In the 1950s nuns took her son Anthony away from her because he was born out of wedlock, giving him to well-off Americans in exchange for dollars. When she went back to the convent looking for him in later life, the nuns told her they had no idea where he was.

Yet they did know, for as a young man he too returned several times to the convent in Tipperary in efforts to track down his mother. But they told him they did not know where she was. She only discovered his whereabouts after his death, when she discovered his grave in the convent grounds.

The tragic tale was the subject of a book by the former journalist Martin Sixsmith which was made into a film, Philomena, starring Judi Dench. The movie won critical acclaim and is nominated for four Oscars at next month’s Academy Awards. “Judi Dench portrayed me so well,” Mrs Lee said. “We met before the filming, and we got on so well. She’s such a wonderful lady.”

The film has put a human face on a practice which was widespread in the puritanical Ireland of the 1950s and 1960s. Campaigners estimate that perhaps 60,000 children endured forced adoptions – “taken children,” as they are now being called. One estimate is that the numbers would dwarf those at the Magdalene laundries, where unwed mothers toiled in harsh conditions.

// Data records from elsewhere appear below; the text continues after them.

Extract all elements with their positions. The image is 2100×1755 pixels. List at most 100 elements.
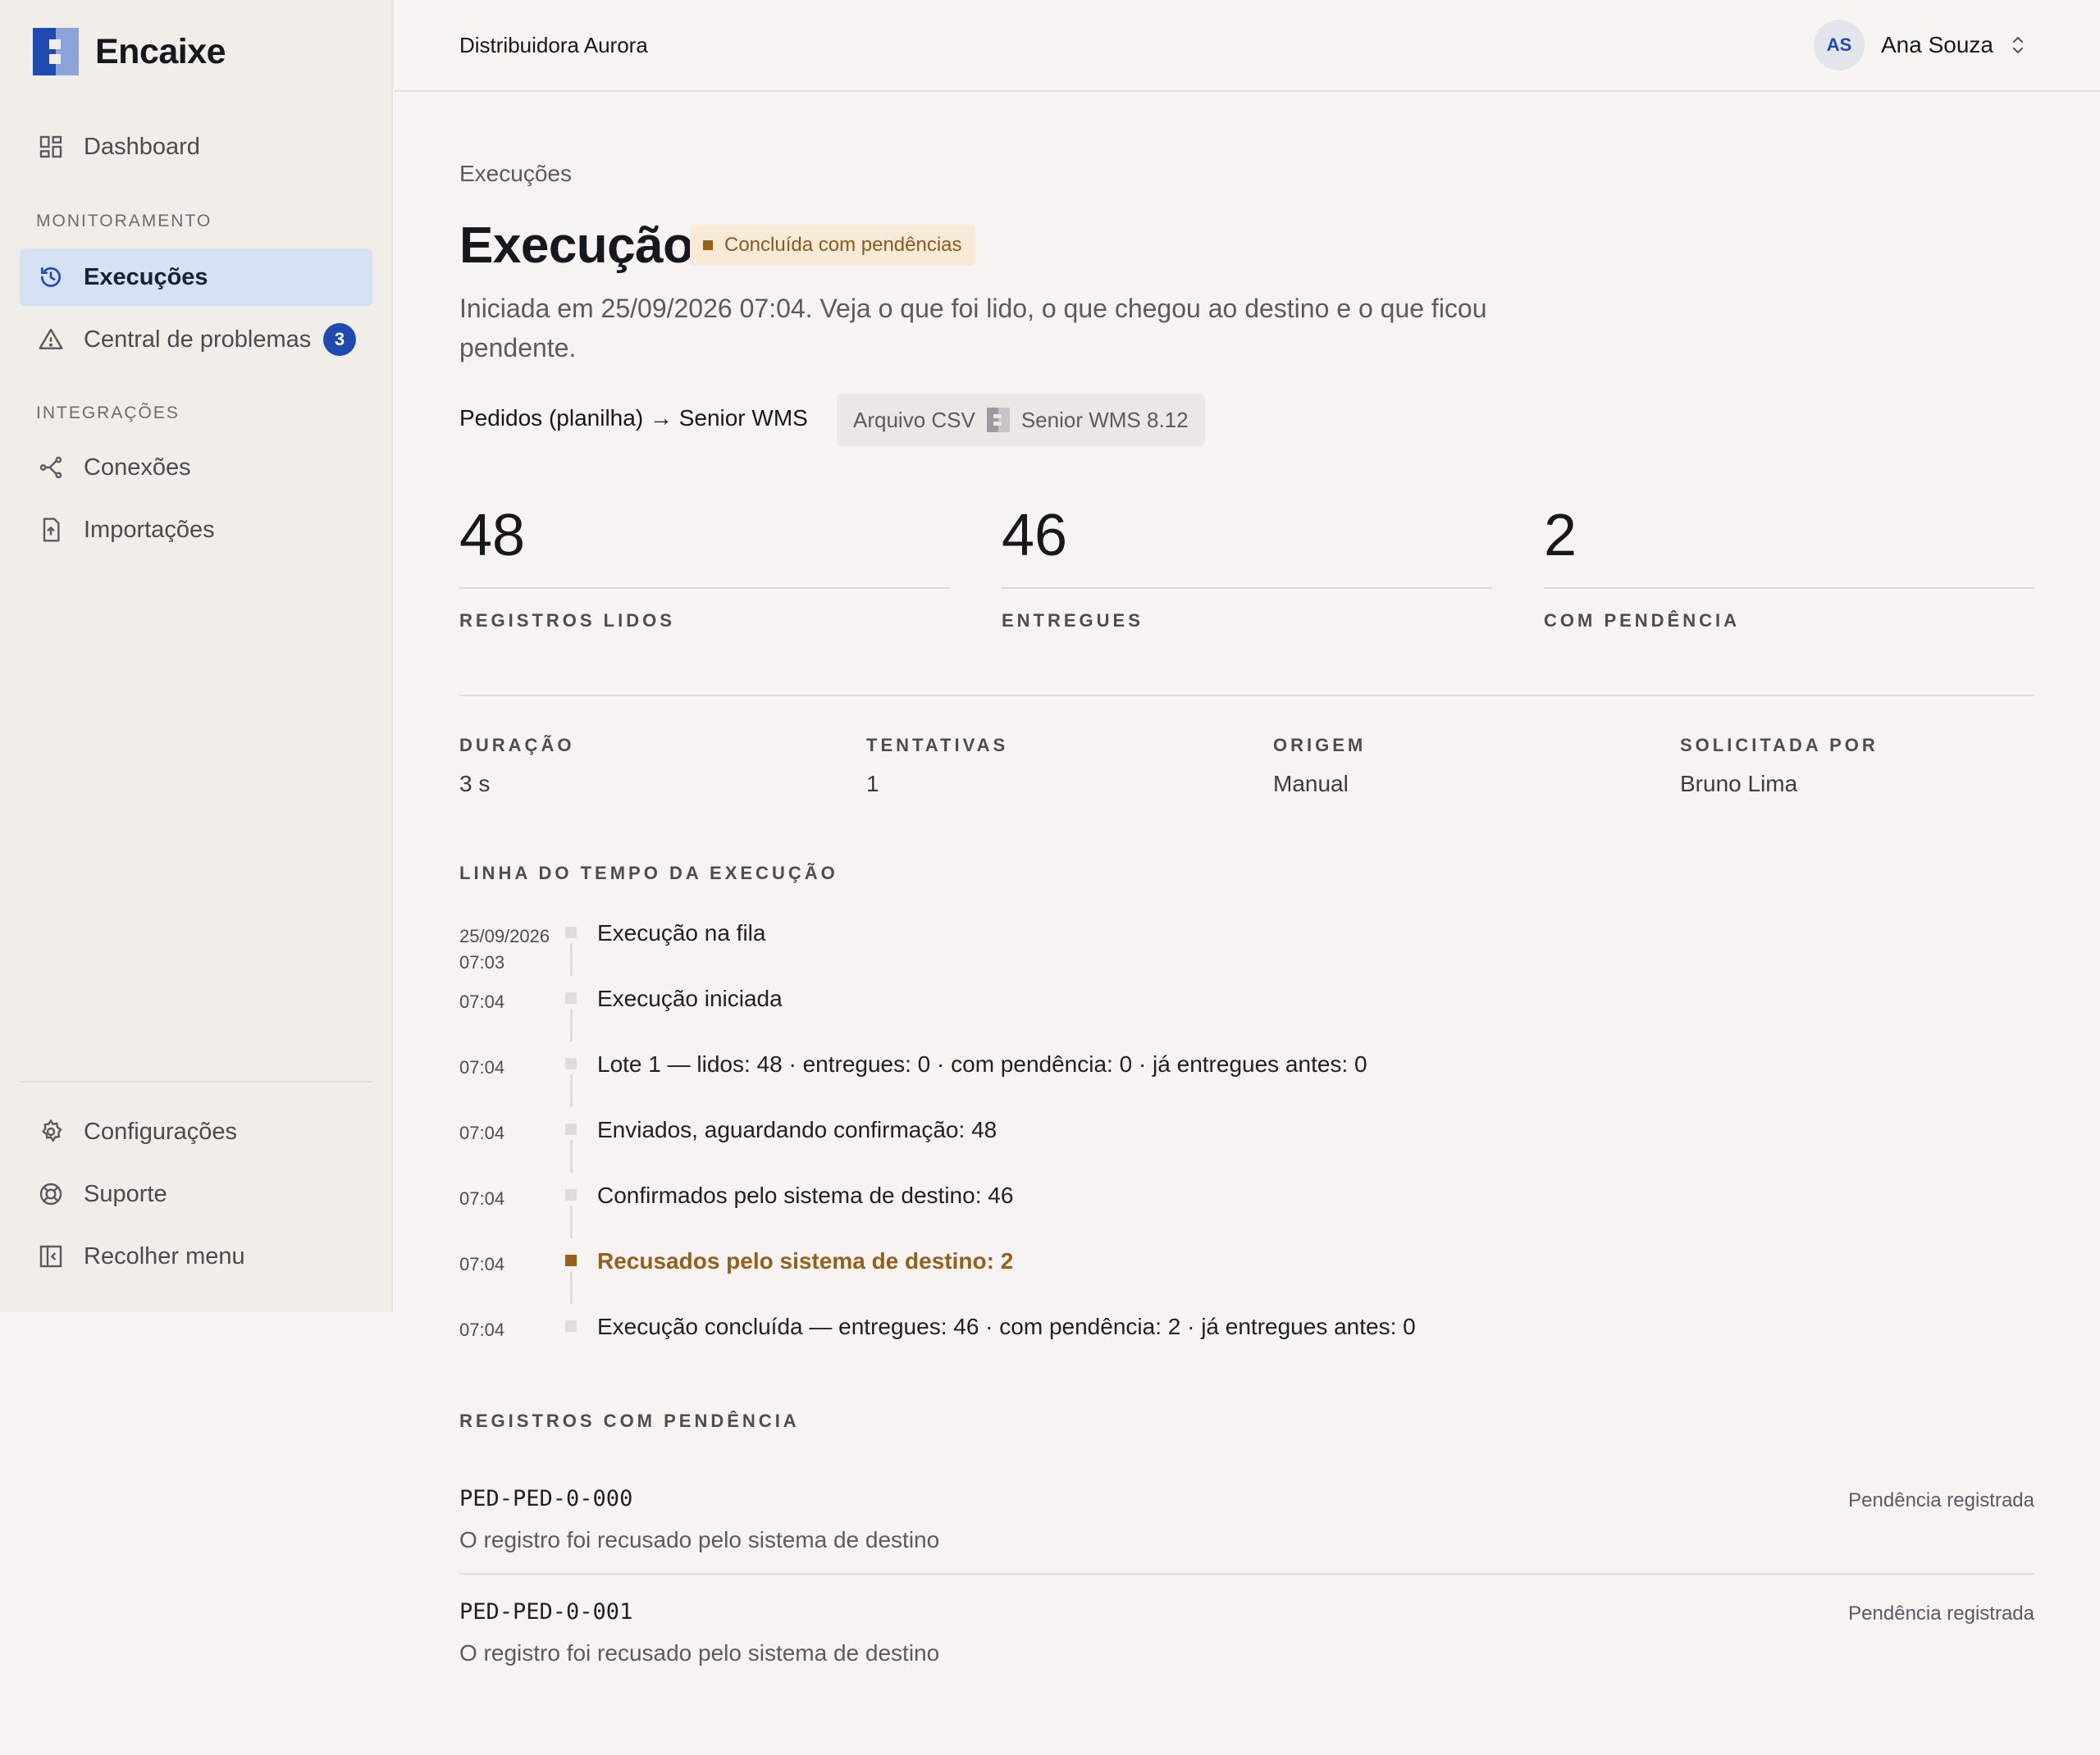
timeline-marker: [565, 927, 577, 938]
sidebar-item-problems[interactable]: Central de problemas 3: [20, 311, 372, 368]
page-title: Execução: [459, 217, 694, 274]
history-icon: [36, 262, 66, 292]
sidebar-item-label: Configurações: [84, 1118, 237, 1145]
timeline-text: Execução concluída — entregues: 46 · com…: [597, 1314, 1416, 1339]
timeline-event: 07:04 Lote 1 — lidos: 48 · entregues: 0 …: [459, 1050, 2018, 1115]
timeline-text: Lote 1 — lidos: 48 · entregues: 0 · com …: [597, 1051, 1367, 1077]
warning-icon: [36, 325, 66, 354]
record-status: Pendência registrada: [1848, 1489, 2034, 1511]
meta-value: Bruno Lima: [1680, 771, 1798, 796]
timeline-text: Recusados pelo sistema de destino: 2: [597, 1248, 1014, 1274]
status-square-icon: [703, 240, 713, 250]
sidebar-item-dashboard[interactable]: Dashboard: [20, 118, 372, 176]
timeline-marker: [565, 1320, 577, 1332]
meta-key: ORIGEM: [1273, 735, 1367, 755]
organization-name[interactable]: Distribuidora Aurora: [459, 33, 648, 58]
meta-key: DURAÇÃO: [459, 735, 575, 755]
metric-label: REGISTROS LIDOS: [459, 610, 675, 631]
sidebar-item-label: Importações: [84, 516, 215, 543]
timeline-time: 07:04: [459, 1057, 505, 1078]
metric-label: ENTREGUES: [1002, 610, 1144, 631]
meta-key: SOLICITADA POR: [1680, 735, 1879, 755]
timeline-connector: [570, 1140, 573, 1173]
timeline-text: Execução na fila: [597, 920, 766, 946]
timeline-event: 07:04 Confirmados pelo sistema de destin…: [459, 1181, 2018, 1247]
metric-value: 48: [459, 503, 526, 568]
timeline-event: 07:04 Execução iniciada: [459, 984, 2018, 1050]
timeline-marker: [565, 1058, 577, 1069]
record-id: PED-PED-0-000: [459, 1486, 633, 1511]
sidebar-section-monitoring: MONITORAMENTO: [36, 212, 212, 230]
meta-value: 3 s: [459, 771, 491, 796]
record-description: O registro foi recusado pelo sistema de …: [459, 1527, 940, 1552]
meta-value: 1: [866, 771, 879, 796]
pending-title: REGISTROS COM PENDÊNCIA: [459, 1411, 800, 1431]
metric-rule: [1544, 587, 2034, 589]
metric-read: 48 REGISTROS LIDOS: [459, 502, 950, 631]
timeline-time: 07:04: [459, 1254, 505, 1274]
sidebar-item-label: Central de problemas: [84, 326, 312, 353]
timeline-title: LINHA DO TEMPO DA EXECUÇÃO: [459, 863, 838, 883]
chevron-up-down-icon: [2012, 36, 2024, 54]
timeline-text: Confirmados pelo sistema de destino: 46: [597, 1183, 1014, 1208]
status-label: Concluída com pendências: [724, 234, 962, 256]
timeline-event: 25/09/2026 07:03 Execução na fila: [459, 919, 2018, 984]
metric-delivered: 46 ENTREGUES: [1002, 502, 1492, 631]
collapse-sidebar-icon: [36, 1242, 66, 1271]
app-logo[interactable]: Encaixe: [33, 28, 226, 75]
file-upload-icon: [36, 515, 66, 545]
timeline-marker: [565, 1124, 577, 1135]
user-name: Ana Souza: [1881, 32, 1993, 57]
timeline-marker: [565, 1189, 577, 1201]
sidebar-item-connections[interactable]: Conexões: [20, 439, 372, 496]
pending-record[interactable]: PED-PED-0-001 O registro foi recusado pe…: [459, 1599, 2034, 1712]
record-status: Pendência registrada: [1848, 1602, 2034, 1625]
sidebar: Encaixe Dashboard MONITORAMENTO Execuçõe…: [0, 0, 393, 1312]
breadcrumb[interactable]: Execuções: [459, 161, 572, 187]
integration-flow: Pedidos (planilha) → Senior WMS: [459, 405, 808, 431]
timeline-time: 07:04: [459, 1123, 505, 1143]
sidebar-item-collapse[interactable]: Recolher menu: [20, 1228, 372, 1285]
timeline-text: Enviados, aguardando confirmação: 48: [597, 1117, 998, 1142]
flow-source: Arquivo CSV: [853, 407, 975, 432]
timeline-text: Execução iniciada: [597, 986, 783, 1011]
timeline-event: 07:04 Enviados, aguardando confirmação: …: [459, 1115, 2018, 1181]
metric-rule: [1002, 587, 1492, 589]
timeline-connector: [570, 1009, 573, 1042]
user-menu[interactable]: AS Ana Souza: [1814, 20, 2026, 71]
timeline-time: 25/09/2026 07:03: [459, 926, 550, 973]
metric-value: 46: [1002, 503, 1068, 568]
avatar: AS: [1814, 20, 1865, 71]
timeline-event-warning: 07:04 Recusados pelo sistema de destino:…: [459, 1247, 2018, 1312]
meta-value: Manual: [1273, 771, 1349, 796]
timeline-marker: [565, 1255, 577, 1266]
metric-value: 2: [1544, 503, 1577, 568]
sidebar-item-label: Dashboard: [84, 133, 200, 160]
meta-requested-by: SOLICITADA POR Bruno Lima: [1680, 735, 1879, 797]
sidebar-item-label: Suporte: [84, 1180, 167, 1207]
sidebar-item-support[interactable]: Suporte: [20, 1165, 372, 1223]
timeline-time: 07:04: [459, 1320, 505, 1340]
record-id: PED-PED-0-001: [459, 1599, 633, 1625]
metric-label: COM PENDÊNCIA: [1544, 610, 1741, 631]
timeline-time: 07:04: [459, 991, 505, 1012]
integration-endpoints-tag: Arquivo CSV Senior WMS 8.12: [837, 394, 1205, 446]
sidebar-item-executions[interactable]: Execuções: [20, 248, 372, 306]
metric-pending: 2 COM PENDÊNCIA: [1544, 502, 2034, 631]
timeline-connector: [570, 1271, 573, 1304]
meta-origin: ORIGEM Manual: [1273, 735, 1366, 797]
timeline-connector: [570, 1074, 573, 1107]
pending-record[interactable]: PED-PED-0-000 O registro foi recusado pe…: [459, 1486, 2034, 1599]
meta-attempts: TENTATIVAS 1: [866, 735, 1008, 797]
app-name: Encaixe: [95, 31, 226, 71]
timeline-time: 07:04: [459, 1188, 505, 1209]
timeline-connector: [570, 1206, 573, 1238]
encaixe-logo-icon: [33, 28, 79, 75]
status-badge: Concluída com pendências: [690, 225, 975, 266]
record-description: O registro foi recusado pelo sistema de …: [459, 1640, 940, 1666]
connections-icon: [36, 453, 66, 482]
sidebar-divider: [20, 1081, 372, 1083]
metric-rule: [459, 587, 950, 589]
sidebar-item-imports[interactable]: Importações: [20, 501, 372, 558]
sidebar-item-settings[interactable]: Configurações: [20, 1103, 372, 1160]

“I was reluctant to speak of it for 50 years,” Mrs Lee said. “There was so much guilt and shame about unmarried mothers, I kept it a secret.” The women and girls were put to work in the convent and were allowed to see their children for one hour a day.

They had few rights. The nuns required them to make a sworn declaration which read: “I relinquish full claim forever to my child and surrender him. I undertake never to attempt to see, interfere with or make any claim to the said child at any future time.”

Mrs Lee’s last sight of Anthony was as he was driven away from the convent, aged three, in an American car. “I was very sad, very hurt,” she recalled. “I cried and cried.” It took decades before she disclosed Anthony’s existence to her daughter Jane, who set out to find him but could not penetrate a veil of government and church secrecy. “I was shocked when I came across all these brick walls,” she said.

Mrs Lee and others have now launched the Philomena Project, which will campaign for a change in Irish law to grant access to records of more than 60,000 adoptions held by the authorities and churches. Campaigners say the UK has a relatively open regime in terms of passing on information about adopted children and their birth mothers, but that Ireland is much more closed.

One activist said: “I suspect the government will have to be dragged kicking and screaming to the UN.” She added that many children were distraught to finally locate their mothers, only to find they had died. Mrs Lee said that eventually locating her son’s grave “has given me such relief, such joy”, adding that she now visited it often. But she said nuns had lied to her son.

“The awful fact was that he died thinking I’d abandoned him. I was looking for him, longing, longing, longing to find him,” she said. “I’m so sad that he died. I thought, if only I’d met him once more, put my arms around him, gave him a hug.”